WelCom, September 2024
The bronze bell used for track and field competitions during the Paris Olympic Games will ring during every Mass at Notre Dame Cathedral when it reopens in December.
‘We were contacted a few months ago by the Paris Organising Committee, to see if we would be interested in this bell for Notre Dame,’ the cathedral’s rector-archpriest, Fr Olivier Ribadeau Dumas, told OSV News. ‘And we accepted this proposal.’
The bell, weighing 500kgs, was made for the Olympic Games by the Cornille Havard foundry, dubbed ‘the last bell makers of France’.
The foundry produces bells for France’s largest churches and cathedrals. In 2013, it produced nine new bells for Notre Dame to mark the cathedral’s 850th anniversary. Installed in Notre Dame’s north tower, their role was to ring for the cathedral’s daily services.
The same company was responsible for the restoration of eight of these nine bells after they had been damaged during the fire in April 2019.
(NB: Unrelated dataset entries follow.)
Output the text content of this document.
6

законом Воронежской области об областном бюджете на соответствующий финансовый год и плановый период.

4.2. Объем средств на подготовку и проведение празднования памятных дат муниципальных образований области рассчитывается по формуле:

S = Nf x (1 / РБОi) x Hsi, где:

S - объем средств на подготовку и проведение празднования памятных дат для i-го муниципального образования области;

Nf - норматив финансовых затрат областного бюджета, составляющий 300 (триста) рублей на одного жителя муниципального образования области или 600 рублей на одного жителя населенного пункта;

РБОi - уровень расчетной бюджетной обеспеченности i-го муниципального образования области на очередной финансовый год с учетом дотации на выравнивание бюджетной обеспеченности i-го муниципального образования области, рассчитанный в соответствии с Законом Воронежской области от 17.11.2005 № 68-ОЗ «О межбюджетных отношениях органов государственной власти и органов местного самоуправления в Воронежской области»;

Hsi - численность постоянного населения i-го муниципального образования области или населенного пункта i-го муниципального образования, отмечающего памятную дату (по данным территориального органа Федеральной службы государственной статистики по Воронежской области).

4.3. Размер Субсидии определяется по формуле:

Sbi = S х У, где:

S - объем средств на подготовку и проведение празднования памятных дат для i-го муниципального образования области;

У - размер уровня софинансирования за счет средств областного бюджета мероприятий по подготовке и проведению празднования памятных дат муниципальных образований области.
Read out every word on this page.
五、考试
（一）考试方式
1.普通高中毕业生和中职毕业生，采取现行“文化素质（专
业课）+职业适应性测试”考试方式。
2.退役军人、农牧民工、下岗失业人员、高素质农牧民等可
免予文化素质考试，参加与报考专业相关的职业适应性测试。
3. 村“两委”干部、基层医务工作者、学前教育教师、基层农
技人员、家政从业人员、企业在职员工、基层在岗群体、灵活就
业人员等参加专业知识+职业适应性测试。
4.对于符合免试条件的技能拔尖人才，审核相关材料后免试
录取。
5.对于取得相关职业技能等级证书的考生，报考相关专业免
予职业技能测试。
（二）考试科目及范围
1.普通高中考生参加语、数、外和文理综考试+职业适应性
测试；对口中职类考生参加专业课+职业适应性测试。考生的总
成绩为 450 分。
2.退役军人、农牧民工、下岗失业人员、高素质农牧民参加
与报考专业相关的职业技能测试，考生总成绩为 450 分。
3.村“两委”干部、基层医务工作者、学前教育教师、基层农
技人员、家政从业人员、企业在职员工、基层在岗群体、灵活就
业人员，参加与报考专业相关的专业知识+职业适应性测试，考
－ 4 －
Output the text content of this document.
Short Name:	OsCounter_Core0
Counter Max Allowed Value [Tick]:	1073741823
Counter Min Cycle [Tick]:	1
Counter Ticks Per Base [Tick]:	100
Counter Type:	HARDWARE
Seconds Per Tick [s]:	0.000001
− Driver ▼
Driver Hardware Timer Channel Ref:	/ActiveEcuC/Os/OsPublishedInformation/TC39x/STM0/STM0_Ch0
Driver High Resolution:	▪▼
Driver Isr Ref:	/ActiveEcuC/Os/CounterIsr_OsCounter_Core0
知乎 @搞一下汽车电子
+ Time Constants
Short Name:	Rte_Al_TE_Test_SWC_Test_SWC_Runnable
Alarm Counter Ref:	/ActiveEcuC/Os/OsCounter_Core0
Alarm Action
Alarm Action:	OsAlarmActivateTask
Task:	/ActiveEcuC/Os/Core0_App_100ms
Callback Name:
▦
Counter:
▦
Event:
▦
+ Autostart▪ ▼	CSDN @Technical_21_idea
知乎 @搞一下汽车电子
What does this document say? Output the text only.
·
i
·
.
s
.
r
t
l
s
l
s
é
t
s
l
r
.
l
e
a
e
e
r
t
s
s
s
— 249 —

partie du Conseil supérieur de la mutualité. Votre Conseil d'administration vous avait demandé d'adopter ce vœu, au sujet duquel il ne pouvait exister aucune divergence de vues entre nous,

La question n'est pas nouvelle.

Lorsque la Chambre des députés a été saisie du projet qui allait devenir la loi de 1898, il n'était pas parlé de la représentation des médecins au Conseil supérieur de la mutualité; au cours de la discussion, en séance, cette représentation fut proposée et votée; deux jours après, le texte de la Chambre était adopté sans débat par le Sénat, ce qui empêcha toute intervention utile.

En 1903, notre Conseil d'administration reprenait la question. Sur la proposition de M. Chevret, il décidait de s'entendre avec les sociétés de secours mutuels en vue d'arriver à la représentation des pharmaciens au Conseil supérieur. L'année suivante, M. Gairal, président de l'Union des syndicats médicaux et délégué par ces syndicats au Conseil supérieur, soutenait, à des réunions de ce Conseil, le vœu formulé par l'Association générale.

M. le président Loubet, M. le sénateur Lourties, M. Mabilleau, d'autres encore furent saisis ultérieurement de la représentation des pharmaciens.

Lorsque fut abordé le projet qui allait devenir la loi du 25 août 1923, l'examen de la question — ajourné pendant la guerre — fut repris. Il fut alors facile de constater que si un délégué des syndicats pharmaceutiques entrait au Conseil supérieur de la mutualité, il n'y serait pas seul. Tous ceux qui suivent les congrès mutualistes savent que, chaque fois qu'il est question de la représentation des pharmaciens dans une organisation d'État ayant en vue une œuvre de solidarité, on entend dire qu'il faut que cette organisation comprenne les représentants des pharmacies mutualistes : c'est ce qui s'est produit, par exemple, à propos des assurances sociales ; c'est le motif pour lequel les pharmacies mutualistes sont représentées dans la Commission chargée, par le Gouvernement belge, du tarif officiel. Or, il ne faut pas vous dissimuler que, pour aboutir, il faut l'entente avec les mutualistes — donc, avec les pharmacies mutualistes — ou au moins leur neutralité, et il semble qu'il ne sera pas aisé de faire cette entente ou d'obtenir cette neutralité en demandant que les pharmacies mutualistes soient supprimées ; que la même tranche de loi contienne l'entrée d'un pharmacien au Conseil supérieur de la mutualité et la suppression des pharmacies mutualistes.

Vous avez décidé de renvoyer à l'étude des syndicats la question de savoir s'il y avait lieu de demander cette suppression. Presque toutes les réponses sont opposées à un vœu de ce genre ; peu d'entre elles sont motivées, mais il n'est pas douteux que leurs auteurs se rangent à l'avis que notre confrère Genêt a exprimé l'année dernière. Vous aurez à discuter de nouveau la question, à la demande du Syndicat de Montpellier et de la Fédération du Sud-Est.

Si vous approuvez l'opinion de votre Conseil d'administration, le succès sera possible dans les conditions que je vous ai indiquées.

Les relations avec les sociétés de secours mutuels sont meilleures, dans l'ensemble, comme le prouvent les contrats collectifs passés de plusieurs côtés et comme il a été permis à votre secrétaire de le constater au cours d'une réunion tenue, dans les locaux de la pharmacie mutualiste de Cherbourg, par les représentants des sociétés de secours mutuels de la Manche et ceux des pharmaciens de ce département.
The cathedral’s largest bell, known as ‘le bourdon Emmanuel’, is located in the south tower. It dates back to the time of King Louis XIV, at the end of the 17th century, and it rings for historic events, as it did at the end of both world wars. Emmanuel was not affected by the fire and on special occasions continued to be operated manually as the electrical system was fixed.
‘It has rung several times since the fire, at Easter and Christmas, and for special occasions such as the death of Pope Benedict XVI’ Fr Dumas said.
‘The Olympic Games bell is not destined to join those of two cathedral towers. It will join two other bells, newly cast by the same company, which will be placed inside the cathedral, in the gallery, not far from the organ. These three bells will ring together during Mass, at the moment of the consecration.’